The Motion capture methods are to be considered. Everything else is newish. However, the quarterly average R&D expense of Tesla are under that number. That's building a new car from scratch. Sure a load of it is system integration, but it's facing challenges that are different to just "packing things nicely". You have to build a car that is safe on the road. You can't just "make it work", it needs to work with guaranteed reliability.
This is completely me being **** and all I wanted to really point out was, 2 things:
- It can be done for a fraction of that number.
- It's not a good stat, if it obliterates the potential market, it's the description of a disaster.
If you are in hardware (and have a grasp on business), you should agree. You can't recuperate expensive development write-offs, by casually slapping those costs on the price and doubling or tripling the cost the hardware actually generates in production/sales/mgmt. Sales numbers traditionally fall roughly exponentially. If R&D is such a significant cost, you get 2 things really: A product that doesn't sell and write-offs you can't satisfy. In a smart, responsible world such products don't get their development funded.
Look at the apple watch:
They surely outspent the competition multifold, just to make a product that I honestly never even have seen in the wild and at the same time they devalue the brand. The only reason they are doing it is, because are a behemoth and they have to do "something" with their human/financial capital.

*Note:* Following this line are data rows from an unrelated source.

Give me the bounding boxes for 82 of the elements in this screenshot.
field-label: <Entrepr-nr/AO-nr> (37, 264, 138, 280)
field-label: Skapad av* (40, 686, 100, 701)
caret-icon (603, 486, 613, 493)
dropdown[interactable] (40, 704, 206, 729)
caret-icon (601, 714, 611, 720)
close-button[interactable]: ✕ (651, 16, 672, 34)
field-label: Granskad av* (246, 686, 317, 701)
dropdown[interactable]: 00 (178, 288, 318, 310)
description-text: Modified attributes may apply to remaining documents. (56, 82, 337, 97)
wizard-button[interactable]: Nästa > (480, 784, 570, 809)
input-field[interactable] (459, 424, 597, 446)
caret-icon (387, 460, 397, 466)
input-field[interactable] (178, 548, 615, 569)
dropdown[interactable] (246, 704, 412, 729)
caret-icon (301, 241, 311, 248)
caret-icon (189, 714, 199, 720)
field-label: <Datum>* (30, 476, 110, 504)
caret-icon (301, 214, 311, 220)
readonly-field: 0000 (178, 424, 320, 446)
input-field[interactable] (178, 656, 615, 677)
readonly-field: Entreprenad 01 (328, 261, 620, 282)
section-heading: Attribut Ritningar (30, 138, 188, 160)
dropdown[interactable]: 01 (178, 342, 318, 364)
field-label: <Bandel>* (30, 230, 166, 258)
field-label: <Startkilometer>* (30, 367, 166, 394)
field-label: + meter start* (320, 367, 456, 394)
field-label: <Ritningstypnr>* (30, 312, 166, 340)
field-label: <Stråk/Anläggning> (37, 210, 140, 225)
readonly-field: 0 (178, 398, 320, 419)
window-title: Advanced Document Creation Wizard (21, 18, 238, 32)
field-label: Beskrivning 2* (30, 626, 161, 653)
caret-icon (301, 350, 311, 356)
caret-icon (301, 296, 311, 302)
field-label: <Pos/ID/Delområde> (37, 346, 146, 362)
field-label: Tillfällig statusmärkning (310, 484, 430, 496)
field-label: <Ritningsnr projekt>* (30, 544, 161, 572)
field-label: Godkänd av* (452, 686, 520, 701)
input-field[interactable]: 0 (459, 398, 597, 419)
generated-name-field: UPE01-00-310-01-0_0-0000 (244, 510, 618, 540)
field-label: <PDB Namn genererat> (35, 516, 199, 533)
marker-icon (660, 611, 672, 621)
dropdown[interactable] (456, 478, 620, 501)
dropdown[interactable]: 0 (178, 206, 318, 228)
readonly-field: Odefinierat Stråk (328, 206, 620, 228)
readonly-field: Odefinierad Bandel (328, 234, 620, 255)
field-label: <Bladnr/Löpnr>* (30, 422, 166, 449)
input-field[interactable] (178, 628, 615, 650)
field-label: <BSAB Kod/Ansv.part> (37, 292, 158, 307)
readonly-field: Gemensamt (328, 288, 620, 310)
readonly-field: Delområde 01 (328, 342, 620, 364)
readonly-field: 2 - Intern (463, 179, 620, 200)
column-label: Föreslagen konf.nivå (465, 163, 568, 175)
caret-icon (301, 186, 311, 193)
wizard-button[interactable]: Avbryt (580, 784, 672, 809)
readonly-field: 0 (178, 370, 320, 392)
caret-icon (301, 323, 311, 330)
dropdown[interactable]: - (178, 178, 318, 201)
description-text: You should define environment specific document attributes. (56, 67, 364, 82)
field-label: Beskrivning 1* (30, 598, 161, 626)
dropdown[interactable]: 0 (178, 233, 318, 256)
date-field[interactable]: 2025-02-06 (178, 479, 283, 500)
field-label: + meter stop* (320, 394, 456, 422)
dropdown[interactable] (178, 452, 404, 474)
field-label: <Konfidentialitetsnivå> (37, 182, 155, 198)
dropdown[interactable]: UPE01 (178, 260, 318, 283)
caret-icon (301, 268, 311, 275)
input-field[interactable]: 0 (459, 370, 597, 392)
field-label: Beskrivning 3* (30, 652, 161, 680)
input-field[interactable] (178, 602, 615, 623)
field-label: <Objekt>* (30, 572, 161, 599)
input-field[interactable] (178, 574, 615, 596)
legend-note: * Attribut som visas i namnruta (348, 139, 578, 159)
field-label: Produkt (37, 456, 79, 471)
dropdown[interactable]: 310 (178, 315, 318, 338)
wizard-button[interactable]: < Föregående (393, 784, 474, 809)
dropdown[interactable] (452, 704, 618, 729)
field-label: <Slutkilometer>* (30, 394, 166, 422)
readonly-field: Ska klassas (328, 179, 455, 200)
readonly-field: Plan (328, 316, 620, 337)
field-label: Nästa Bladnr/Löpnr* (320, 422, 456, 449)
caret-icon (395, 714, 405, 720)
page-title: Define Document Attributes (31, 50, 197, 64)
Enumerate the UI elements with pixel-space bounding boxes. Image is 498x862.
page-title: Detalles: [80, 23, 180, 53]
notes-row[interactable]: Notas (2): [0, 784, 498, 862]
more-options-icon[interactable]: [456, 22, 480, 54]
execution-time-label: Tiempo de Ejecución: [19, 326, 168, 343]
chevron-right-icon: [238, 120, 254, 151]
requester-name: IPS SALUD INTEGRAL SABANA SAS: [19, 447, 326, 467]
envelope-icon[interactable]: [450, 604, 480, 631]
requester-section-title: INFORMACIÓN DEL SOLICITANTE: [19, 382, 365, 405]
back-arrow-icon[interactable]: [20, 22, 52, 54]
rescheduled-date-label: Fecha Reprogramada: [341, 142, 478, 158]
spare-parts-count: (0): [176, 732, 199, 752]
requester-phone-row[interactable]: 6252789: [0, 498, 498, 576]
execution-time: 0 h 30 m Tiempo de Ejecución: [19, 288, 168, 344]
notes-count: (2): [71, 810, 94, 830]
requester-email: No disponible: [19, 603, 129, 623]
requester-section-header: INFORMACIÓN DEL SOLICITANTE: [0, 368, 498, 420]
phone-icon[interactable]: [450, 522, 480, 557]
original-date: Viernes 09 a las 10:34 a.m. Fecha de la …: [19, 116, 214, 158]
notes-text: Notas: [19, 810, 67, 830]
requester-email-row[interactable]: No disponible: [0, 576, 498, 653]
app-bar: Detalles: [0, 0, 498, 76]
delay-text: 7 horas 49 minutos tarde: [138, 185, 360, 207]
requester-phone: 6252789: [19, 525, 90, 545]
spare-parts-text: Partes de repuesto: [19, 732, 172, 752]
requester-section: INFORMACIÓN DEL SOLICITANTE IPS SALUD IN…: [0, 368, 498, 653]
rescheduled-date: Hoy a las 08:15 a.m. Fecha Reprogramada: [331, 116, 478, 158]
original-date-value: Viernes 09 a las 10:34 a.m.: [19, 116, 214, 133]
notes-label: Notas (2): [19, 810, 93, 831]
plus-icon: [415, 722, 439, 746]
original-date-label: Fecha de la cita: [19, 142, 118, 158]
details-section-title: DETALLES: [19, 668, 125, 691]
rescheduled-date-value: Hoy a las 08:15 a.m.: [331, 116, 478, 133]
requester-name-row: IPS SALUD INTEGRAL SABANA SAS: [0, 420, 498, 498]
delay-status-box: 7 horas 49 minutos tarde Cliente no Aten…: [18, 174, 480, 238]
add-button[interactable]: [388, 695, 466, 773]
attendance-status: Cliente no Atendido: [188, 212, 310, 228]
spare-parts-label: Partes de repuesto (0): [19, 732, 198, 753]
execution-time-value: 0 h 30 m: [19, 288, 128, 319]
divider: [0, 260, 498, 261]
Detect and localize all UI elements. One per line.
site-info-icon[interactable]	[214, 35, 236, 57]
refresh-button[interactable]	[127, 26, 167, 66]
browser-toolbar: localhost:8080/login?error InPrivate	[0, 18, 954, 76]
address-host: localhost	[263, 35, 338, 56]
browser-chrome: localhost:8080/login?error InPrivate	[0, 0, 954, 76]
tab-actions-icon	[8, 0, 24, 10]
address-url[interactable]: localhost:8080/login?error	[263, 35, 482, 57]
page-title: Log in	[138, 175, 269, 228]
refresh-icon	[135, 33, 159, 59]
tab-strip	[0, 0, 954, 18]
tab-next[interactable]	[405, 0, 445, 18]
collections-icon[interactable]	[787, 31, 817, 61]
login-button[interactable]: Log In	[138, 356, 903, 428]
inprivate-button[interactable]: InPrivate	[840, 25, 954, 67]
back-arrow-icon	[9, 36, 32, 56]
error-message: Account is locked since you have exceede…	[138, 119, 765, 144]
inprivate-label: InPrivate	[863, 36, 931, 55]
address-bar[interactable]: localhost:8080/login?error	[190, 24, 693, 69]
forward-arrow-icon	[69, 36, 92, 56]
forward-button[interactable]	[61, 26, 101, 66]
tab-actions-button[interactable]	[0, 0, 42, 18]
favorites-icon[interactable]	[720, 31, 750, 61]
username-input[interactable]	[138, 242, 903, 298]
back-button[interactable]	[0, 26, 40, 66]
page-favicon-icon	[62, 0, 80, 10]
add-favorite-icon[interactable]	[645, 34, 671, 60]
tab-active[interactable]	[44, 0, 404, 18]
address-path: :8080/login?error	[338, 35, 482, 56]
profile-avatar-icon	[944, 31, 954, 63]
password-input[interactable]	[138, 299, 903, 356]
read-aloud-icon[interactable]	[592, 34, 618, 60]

Some gimmicky products work to an extend and I don't judge people who buy them and like them, but with all those gimmicks I personally have bought, I'd never call unreasonably expensive development something to be amazed by. (Aside from, "wow how the heck did this thing even get made at all".) Marketing uses it as some sort of "positive excuse", but it's not that and it's not sensible, it's a sign of people doing a sub par job.